An investigation of phrase break prediction in an End-to-End TTS system
Anandaswarup Vadapalli
TL;DR
The paper addresses the challenge of explicit prosody control in End-to-End TTS by integrating external phrase break prediction models. It compares a BLSTM with task-specific embeddings and a fine-tuned BERT model trained on LibriTTS data, embedding predicted breaks into a Tacotron2 + WaveRNN synthesis pipeline.
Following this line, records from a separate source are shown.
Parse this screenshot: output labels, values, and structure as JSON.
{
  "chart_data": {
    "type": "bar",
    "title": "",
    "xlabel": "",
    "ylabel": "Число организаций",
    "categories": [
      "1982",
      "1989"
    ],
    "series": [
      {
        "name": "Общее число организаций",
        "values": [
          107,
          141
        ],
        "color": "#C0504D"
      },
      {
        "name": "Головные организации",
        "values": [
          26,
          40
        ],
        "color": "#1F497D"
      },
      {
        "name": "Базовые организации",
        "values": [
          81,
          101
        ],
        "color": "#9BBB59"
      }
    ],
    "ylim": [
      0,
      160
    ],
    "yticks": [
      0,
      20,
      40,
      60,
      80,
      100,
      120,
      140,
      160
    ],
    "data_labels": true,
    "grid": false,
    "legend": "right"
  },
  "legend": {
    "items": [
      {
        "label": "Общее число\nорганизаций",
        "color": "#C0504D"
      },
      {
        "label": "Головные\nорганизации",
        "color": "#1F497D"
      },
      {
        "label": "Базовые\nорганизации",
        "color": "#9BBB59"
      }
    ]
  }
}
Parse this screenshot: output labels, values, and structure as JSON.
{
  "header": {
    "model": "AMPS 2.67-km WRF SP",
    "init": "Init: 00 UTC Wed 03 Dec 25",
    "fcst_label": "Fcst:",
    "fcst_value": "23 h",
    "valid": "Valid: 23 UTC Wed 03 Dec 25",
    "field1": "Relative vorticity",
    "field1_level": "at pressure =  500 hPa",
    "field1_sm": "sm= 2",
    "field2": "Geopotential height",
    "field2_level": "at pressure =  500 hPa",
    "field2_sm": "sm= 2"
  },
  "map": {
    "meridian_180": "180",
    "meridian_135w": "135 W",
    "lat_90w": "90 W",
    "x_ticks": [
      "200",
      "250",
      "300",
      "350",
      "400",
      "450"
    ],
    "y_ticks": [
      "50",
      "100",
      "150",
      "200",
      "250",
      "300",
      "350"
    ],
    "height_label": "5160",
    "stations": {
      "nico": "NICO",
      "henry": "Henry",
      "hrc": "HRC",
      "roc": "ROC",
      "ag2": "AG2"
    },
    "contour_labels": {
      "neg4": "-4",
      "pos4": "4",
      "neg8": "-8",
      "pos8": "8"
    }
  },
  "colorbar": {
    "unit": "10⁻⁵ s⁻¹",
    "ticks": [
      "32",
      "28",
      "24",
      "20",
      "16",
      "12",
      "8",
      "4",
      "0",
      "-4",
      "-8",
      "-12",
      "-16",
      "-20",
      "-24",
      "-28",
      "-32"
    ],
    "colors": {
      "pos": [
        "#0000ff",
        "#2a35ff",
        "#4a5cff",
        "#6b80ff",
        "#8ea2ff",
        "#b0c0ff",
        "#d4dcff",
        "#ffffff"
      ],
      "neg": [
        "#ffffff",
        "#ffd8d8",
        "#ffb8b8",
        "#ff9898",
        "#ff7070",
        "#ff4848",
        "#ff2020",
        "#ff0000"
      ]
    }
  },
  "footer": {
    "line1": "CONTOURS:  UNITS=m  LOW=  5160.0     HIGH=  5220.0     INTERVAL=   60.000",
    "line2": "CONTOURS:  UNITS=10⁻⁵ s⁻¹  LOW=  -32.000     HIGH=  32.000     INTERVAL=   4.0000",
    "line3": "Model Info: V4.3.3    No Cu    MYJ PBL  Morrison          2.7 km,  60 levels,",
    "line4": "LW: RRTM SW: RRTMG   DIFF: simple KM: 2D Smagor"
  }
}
Objective evaluation shows the BERT model better predicts phrase breaks (F1: 92.10) than the BLSTM (F1: 88.91), and subjective ABX tests reveal that punctuated text via either model improves listener comprehension over unpunctuated synthesis, with BERT preferred over BLSTM. The findings demonstrate the value of external phrasing in End-to-End TTS for clarity and intelligibility, with implications for storytelling and other prosody-sensitive applications; future work should address non-pausal cues and newer generative TTS architectures.
Abstract
Purpose: This work explores the use of external phrase break prediction models to enhance listener comprehension in End-to-End Text-to-Speech (TTS) systems. Methods: The effectiveness of these models is evaluated based on listener preferences in subjective tests. Two approaches are explored: (1) a bidirectional LSTM model with task-specific embeddings trained from scratch, and (2) a pre-trained BERT model fine-tuned on phrase break prediction. Both models are trained on a multi-speaker English corpus to predict phrase break locations in text. The End-to-End TTS system used comprises a Tacotron2 model with Dynamic Convolutional Attention for mel spectrogram prediction and a WaveRNN vocoder for waveform generation. Results: The listening tests show a clear preference for text synthesized with predicted phrase breaks over text synthesized without them. Conclusion: These results confirm the value of incorporating external phrasing models within End-to-End TTS to enhance listener comprehension.